Già non distava da terra che due metri e stava per lasciarsi cadere, quando Bennie mandò un grido:
– Risalite!… Risalite!…
Contemporaneamente afferrava la corda sforzandosi di tirar su il giovanotto, quantunque, trovandosi a cavalcioni del ramo, in una posizione tutt’altro che comoda, si esponesse al pericolo di fare un brutto capitombolo.
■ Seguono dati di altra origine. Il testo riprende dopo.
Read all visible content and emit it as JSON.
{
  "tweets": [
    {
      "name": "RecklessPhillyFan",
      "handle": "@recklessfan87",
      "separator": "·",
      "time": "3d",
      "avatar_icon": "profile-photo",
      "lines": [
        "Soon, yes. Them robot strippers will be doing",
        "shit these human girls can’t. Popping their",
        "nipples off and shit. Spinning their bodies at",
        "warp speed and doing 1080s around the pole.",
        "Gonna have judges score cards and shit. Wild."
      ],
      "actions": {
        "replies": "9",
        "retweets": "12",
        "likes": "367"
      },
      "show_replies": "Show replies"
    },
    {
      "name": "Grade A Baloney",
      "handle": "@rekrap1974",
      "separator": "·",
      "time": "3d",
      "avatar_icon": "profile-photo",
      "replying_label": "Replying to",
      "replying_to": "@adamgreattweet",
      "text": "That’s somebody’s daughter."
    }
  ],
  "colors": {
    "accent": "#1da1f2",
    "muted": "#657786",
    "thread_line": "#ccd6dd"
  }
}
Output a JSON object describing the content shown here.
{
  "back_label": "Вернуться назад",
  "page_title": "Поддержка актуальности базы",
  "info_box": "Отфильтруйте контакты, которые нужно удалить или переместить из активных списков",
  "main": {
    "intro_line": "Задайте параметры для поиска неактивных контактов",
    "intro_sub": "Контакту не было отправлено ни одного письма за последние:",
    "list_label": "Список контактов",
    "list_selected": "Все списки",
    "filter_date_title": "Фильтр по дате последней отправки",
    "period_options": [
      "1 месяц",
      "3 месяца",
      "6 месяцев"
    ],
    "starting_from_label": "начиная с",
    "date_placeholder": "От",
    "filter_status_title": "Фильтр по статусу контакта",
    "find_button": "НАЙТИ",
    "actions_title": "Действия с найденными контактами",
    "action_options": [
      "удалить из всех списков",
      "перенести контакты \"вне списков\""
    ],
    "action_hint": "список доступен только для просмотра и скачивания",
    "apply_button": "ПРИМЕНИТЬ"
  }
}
L’orso, che forse fingeva di dormire, per meglio ingannare i due assediati, vedendo il giovane scendere, si era rizzato con un balzo improvviso, avventandosi furiosamente contro l’albero, mentre la femmina s’era messa a correre all’intorno.
– Aggrappatevi a un ramo!… – urlò Bennie, che si era accorto di non poter reggere un peso simile.
Armando non aveva perduto la testa. Vedendo i due orsi scagliarglisi addosso, ritti sulle zampe posteriori, aveva cercato di risalire, ma calcolando che gli sarebbe mancato il tempo, con uno scatto si era aggrappato ad un ramo che aveva trovato sotto mano, ritirando prontamente le gambe.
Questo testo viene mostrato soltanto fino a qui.